- Theatrical release poster
- Directed by: G. Krishnan Balasubrmai
- Produced by: C. Saravanan T. R. Sevugan
- Starring: Sathish; Amala Paul; Vrichika Kanth; Pechi; Irshadh;
- Cinematography: Mafoo Anandh
- Edited by: P. Sai Suresh
- Music by: Radhan
- Production company: ABC Studios
- Release date: 22 April 2011;
- Country: India
- Language: Tamil

= Vikadakavi =

Vikadakavi is a 2011 Indian Tamil-language comedy film directed by G. Krishnan, a former sound engineer. It stars debutant Sathish, Amala Paul, Vrichika Kanth, Pechi and Irshadh in the lead roles. A low-budget production, the film was released on 22 April 2011.

==Plot==

Five friends in a village give the other villagers a hard time.

==Cast==
- Sathish as Vinod
- Amala Paul as Kavitha
- Vrichika Kanth as Karuna
- Pechi as Diana
- Irshadh as Virumaandi

==Production==
The film's title Vikadakavi references the five main characters: Vinod, Kavitha, Diana, Karuna and Virumaandi.

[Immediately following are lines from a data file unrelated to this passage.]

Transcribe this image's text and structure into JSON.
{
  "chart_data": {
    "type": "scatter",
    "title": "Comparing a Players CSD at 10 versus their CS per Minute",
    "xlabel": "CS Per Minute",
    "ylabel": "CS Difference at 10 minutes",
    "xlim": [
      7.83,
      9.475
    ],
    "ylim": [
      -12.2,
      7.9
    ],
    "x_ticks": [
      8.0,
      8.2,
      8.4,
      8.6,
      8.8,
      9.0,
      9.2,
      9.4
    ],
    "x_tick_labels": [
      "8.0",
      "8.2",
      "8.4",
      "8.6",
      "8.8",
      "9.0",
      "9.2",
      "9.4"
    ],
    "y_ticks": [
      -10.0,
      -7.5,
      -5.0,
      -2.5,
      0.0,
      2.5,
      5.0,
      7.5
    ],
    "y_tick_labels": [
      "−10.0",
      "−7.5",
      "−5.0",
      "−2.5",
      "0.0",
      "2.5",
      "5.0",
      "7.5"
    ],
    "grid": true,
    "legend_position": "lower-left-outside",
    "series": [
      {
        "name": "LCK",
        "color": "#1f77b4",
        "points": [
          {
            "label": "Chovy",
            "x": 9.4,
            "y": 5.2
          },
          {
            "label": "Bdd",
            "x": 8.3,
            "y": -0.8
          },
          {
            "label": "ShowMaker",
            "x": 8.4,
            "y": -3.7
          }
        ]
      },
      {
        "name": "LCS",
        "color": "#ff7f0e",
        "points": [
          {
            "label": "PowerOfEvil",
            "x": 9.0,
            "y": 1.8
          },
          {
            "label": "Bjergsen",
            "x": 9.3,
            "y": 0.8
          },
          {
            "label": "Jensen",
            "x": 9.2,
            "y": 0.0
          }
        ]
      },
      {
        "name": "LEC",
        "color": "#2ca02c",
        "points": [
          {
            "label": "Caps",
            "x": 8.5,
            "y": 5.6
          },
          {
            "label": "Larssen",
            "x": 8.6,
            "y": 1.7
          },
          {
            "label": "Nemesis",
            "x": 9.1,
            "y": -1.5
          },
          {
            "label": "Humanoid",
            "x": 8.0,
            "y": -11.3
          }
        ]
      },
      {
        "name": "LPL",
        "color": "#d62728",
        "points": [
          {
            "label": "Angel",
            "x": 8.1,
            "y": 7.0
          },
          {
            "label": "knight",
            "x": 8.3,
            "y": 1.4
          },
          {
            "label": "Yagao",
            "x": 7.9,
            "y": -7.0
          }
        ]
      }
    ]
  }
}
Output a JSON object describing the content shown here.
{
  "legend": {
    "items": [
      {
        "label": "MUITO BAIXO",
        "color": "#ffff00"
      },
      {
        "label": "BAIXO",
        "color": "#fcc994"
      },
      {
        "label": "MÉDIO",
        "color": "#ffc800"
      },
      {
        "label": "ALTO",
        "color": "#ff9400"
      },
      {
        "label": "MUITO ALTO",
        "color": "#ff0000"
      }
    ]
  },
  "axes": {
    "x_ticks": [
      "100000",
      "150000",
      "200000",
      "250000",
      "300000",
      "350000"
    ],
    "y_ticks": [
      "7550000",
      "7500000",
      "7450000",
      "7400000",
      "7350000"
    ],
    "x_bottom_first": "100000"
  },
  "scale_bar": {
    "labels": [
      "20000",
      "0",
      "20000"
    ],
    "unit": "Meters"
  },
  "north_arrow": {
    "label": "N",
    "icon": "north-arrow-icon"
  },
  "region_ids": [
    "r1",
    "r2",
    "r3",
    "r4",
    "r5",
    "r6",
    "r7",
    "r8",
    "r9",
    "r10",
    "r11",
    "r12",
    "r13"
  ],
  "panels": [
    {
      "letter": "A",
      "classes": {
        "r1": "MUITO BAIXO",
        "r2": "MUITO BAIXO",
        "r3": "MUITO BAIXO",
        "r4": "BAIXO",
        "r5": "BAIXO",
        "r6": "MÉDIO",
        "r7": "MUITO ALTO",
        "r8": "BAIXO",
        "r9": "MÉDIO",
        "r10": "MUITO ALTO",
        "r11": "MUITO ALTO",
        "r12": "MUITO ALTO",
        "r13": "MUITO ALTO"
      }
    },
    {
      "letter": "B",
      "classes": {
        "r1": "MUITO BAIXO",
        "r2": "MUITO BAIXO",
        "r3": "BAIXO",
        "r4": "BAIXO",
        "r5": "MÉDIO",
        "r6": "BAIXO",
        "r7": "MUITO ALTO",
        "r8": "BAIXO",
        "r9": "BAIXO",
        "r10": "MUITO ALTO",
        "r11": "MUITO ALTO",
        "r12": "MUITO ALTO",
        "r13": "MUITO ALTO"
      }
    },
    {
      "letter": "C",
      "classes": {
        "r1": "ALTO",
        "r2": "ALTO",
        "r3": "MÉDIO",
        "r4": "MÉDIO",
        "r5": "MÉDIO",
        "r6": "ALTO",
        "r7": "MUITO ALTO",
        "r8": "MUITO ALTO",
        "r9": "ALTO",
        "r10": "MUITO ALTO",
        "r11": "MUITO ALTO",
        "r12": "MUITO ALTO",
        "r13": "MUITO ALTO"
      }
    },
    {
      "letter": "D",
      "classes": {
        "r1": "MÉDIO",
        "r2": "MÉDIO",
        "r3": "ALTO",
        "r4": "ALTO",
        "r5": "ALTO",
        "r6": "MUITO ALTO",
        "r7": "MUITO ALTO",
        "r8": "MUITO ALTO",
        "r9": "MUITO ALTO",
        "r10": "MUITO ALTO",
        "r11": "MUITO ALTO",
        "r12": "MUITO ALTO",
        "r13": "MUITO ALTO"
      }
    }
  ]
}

Amala Paul worked on this film while in college. It was supposed to be her first Tamil film but faced delays, due to which her other Tamil films Veerasekaran, Mynaa and Sindhu Samaveli ended up releasing before.

==Soundtrack==
The soundtrack was composed by Radhan, in his debut.

Track listing
| No. | Title | Singer(s) | Length |
|---|---|---|---|
| 1. | "Samsakkadi" | G. Krishna |  |
| 2. | "Yen Indha Mounam" | Rocky, Bhargavi |  |
| 3. | "Edho Onnu" | Vineeth, Shemambiya |  |
| 4. | "Aadi Aadi" | Chitrasenan |  |
| 5. | "Vaanam Thaandum" | Gokul |  |

==Reception==
Malathi Rangarajan of The Hindu wrote, "It is obvious that Vikadakavi, made on a moderate budget, banks heavily on characterisation, dialogue and screenplay to make an impression. Krishnan, who has handled these departments, doesn't disappoint". The New Indian Express wrote, "Vikadakavi has no big names to boast of, but certainly exceeds the expectations from a debutant". Dinamalar praised the performances of the lead cast but criticised the background score and cinematography. Kungumam praised the film's story, humour and cast performances.